Originally Posted by
FlyFlorida2025
Sure! Because Spirit built their entire restructuring around aligning everyone’s interests so that everyone gets paid — or the whole thing collapses. Frontier is only one of three parties that are currently being vetted. The reason the pilots get paid is because Spirit has structured everything in a way that makes it almost impossible for a buyer to acquire them without paying everyone. All the aircraft lessors, pilots, DIP lenders, etc., have been cooperating and making concessions. If they are impaired in any way, all the concessions everyone agreed to fall apart, and then you have a mess. They also slipped in a $1.1 billion internal loan that has to be paid as well, which will most likely result in residual value for equity. At the end of the day, I believe Southwest will be the buyer. Here is a clue — research the implications of page 24, sections (iv) and (v).
https://document.epiq11.com/document...=SPJ&source=DM
I think I'm following your line of thought.
1. All the creditors are similarly impaired and their support is needed to get whatever deal transpires through the court confirmation - IE you can't have too many parties contesting the confirmation. No one party is getting singled out for impairement.
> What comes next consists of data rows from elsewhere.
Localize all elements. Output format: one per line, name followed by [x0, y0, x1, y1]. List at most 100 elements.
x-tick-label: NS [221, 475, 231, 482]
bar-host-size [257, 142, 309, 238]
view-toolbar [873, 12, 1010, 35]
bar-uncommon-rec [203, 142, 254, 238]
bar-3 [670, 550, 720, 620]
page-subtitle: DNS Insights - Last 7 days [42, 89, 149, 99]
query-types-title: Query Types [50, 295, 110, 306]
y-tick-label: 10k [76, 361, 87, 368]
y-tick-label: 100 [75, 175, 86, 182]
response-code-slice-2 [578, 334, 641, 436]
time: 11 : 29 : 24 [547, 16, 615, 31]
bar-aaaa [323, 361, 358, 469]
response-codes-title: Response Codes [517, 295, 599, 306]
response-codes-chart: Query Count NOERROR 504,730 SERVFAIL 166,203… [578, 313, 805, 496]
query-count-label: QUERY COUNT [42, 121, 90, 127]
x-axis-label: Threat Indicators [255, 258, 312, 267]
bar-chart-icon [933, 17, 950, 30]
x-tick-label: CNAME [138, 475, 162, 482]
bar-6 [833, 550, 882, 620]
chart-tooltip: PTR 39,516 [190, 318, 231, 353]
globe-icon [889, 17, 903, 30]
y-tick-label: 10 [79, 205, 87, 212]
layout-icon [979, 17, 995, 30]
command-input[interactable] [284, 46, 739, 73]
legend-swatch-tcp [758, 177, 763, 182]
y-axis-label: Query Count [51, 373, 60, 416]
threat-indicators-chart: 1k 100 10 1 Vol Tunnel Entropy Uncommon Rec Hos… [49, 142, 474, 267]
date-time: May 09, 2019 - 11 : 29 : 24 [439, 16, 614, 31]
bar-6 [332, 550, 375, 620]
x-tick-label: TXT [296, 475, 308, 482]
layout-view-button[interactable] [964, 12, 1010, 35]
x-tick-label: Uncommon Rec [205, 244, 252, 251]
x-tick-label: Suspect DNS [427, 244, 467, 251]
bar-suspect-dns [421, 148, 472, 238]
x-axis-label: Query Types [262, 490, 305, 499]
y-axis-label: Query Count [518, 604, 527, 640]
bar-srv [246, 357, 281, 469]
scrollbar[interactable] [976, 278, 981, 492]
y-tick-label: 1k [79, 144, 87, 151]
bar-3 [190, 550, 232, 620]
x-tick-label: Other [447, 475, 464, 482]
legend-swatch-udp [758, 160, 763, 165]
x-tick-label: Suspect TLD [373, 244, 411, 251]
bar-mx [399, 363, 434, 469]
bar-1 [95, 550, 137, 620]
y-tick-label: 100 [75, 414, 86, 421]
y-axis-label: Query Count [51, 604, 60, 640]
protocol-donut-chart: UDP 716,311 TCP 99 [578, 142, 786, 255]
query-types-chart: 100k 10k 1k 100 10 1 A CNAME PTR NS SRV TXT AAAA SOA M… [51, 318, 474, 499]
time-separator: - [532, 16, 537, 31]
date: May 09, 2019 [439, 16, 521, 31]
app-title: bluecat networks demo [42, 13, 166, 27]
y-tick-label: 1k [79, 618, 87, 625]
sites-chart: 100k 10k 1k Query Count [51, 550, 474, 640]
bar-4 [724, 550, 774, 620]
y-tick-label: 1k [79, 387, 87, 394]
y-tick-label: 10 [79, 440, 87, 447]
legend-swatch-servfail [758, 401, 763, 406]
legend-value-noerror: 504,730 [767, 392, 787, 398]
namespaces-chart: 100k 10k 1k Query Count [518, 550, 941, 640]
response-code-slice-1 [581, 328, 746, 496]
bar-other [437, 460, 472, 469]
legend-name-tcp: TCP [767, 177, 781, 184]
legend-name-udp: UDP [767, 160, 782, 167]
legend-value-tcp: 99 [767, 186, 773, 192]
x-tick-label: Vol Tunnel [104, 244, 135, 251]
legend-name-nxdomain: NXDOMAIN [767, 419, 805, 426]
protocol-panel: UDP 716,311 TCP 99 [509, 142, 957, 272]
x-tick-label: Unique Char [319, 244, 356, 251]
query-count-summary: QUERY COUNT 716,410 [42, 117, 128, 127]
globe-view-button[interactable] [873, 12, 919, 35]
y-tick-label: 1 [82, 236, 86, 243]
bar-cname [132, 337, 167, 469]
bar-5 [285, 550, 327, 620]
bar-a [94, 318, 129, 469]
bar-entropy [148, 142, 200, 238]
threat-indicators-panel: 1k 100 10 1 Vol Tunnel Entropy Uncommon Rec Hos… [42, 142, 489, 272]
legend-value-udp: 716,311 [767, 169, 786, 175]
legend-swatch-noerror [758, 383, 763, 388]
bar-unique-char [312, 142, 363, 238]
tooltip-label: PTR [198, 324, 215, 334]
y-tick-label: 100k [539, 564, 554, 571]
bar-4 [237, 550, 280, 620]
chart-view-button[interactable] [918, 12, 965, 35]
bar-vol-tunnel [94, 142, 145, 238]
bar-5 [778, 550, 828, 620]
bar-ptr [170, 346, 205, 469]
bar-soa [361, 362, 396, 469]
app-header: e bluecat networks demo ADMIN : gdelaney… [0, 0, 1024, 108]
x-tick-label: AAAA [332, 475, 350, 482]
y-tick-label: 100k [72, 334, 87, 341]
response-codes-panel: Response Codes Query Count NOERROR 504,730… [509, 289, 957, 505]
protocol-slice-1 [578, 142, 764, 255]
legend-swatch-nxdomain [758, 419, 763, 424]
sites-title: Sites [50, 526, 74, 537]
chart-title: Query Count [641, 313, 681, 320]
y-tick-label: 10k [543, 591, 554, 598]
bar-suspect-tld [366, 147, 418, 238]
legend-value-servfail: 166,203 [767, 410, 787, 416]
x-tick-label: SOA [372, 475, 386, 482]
2. Intracompany loans inflate the enterprise value, which means the purchaser has to put down more money/new financing to acquire Spirit. IE Spirit has engineered itself against being bought on a low-ball bid, and would be a massive balance sheet hit for a small airline to acquire.
3. Therefore Spirit can only be acquired by an airline with the balance sheet and financing ability to put down a bid that will see some recovery for everyone included in the bankruptcy estate.
I agree with your logic. I think a Frontier acquisition doesn't really address either Spirit or Frontier's issues, and would waste precious capital needed to turn Frontier around. I also agree that the best outcome for Spirit is to be acquired by what I would call a "viable" airline. I am aware that Spirit is or was engaged with at least three entities over conducting a transaction. Perhaps one of them is such a large and well capitalized airline like SouthWest. Where I am lost is how you seem to be very sure that SouthWest was one of those entities, and that SouthWest is even now bidding on/acquiring Spirit. Can you explain that part of your thesis? I would love for it to be true. I just don't see anything definitively pointing towards that outcome.